Searching for realistic 4d string models with a Pati-Salam symmetry -- Orbifold grand unified theories from heterotic string compactification on a Z6 orbifold
Abstract
Motivated by orbifold grand unified theories, we construct a class of three-family Pati-Salam models in a Z6 abelian symmetric orbifold with two discrete Wilson lines. These models have marked differences from previously-constructed three-family models in prime-order orbifolds. In the limit where one of the six compactified dimensions (which lies in a Z2 sub-orbifold) is large compared to the string length scale, our models reproduce the supersymmetry and gauge symmetry breaking pattern of 5d orbifold grand unified theories on an S1/Z2 orbicircle. We find a horizontal 2+1 splitting in the chiral matter spectra -- 2 families of matter are localized on the Z2 orbifold fixed points, and 1 family propagates in the 5d bulk -- and identify them as the first-two and third families. Remarkably, the first two families enjoy a non-abelian dihedral D4 family symmetry, due to the geometric setup of the compactified space. In all our models there are always some color triplets, i.e. (6,1,1) representations of the Pati-Salam group, survive orbifold projections.
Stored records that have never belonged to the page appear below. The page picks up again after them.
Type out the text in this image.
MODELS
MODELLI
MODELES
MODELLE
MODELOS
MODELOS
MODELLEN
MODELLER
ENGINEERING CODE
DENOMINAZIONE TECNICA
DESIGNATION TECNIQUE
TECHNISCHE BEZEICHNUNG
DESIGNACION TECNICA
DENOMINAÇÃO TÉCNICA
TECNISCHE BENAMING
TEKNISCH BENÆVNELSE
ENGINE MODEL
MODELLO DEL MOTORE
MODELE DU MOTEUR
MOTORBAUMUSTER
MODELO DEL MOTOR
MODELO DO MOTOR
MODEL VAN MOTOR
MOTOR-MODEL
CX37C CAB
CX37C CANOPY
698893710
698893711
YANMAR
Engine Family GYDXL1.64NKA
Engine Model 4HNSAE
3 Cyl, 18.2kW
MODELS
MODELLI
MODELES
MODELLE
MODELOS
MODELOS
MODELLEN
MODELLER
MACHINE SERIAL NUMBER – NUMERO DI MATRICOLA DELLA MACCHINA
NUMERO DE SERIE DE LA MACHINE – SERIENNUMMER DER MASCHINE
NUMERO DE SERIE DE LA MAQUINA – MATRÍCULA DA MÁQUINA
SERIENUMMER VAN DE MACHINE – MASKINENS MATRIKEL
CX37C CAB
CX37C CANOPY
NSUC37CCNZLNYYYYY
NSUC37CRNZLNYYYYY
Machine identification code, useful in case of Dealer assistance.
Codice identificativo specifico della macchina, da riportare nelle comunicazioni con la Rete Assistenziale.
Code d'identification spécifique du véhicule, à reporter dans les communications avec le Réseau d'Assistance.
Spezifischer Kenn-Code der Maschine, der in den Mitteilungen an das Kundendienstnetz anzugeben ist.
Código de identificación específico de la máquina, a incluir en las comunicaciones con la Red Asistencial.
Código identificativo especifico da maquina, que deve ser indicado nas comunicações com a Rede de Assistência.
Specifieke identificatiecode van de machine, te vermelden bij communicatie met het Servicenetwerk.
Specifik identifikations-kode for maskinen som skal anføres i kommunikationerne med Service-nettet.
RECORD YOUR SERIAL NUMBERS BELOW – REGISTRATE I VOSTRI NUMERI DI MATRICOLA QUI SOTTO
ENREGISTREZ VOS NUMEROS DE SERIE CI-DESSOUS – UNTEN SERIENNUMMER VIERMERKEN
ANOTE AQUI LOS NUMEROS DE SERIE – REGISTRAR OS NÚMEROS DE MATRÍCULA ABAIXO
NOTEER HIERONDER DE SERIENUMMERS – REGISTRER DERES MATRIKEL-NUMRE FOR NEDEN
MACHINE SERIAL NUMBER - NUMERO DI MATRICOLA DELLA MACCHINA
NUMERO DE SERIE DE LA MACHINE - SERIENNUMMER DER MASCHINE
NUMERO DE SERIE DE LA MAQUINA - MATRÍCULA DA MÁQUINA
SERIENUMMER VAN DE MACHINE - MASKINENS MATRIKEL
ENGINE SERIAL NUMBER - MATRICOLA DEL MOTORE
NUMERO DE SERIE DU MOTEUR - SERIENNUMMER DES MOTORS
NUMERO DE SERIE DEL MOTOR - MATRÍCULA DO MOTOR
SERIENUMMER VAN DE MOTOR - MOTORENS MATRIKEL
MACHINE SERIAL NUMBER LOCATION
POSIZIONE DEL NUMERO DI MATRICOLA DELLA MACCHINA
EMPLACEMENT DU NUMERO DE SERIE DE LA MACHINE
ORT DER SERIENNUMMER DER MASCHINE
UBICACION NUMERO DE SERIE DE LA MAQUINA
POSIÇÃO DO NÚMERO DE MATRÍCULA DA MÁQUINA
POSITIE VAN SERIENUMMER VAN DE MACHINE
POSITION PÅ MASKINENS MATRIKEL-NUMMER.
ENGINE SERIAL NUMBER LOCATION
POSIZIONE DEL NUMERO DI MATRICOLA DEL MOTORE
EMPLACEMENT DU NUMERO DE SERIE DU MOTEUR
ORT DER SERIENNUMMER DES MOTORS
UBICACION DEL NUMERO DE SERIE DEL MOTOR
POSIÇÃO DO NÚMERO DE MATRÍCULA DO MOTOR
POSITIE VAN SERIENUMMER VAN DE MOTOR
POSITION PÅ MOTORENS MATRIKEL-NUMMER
They could be utilized to spontaneously break the Pati-Salam symmetry to that of the Standard Model. One model, with a 5d E6 symmetry, may give rise to interesting low energy phenomenology. We study gauge coupling unification, allowed Yukawa couplings and some of their phenomenological consequences. The E6 model has a renormalizable Yukawa coupling only for the third family. It predicts a gauge-Yukawa unification relation at the 5d compactification scale, and is capable of generating reasonable quark/lepton masses and mixings. Potential problems are also addressed, they may point to the direction for refining our models.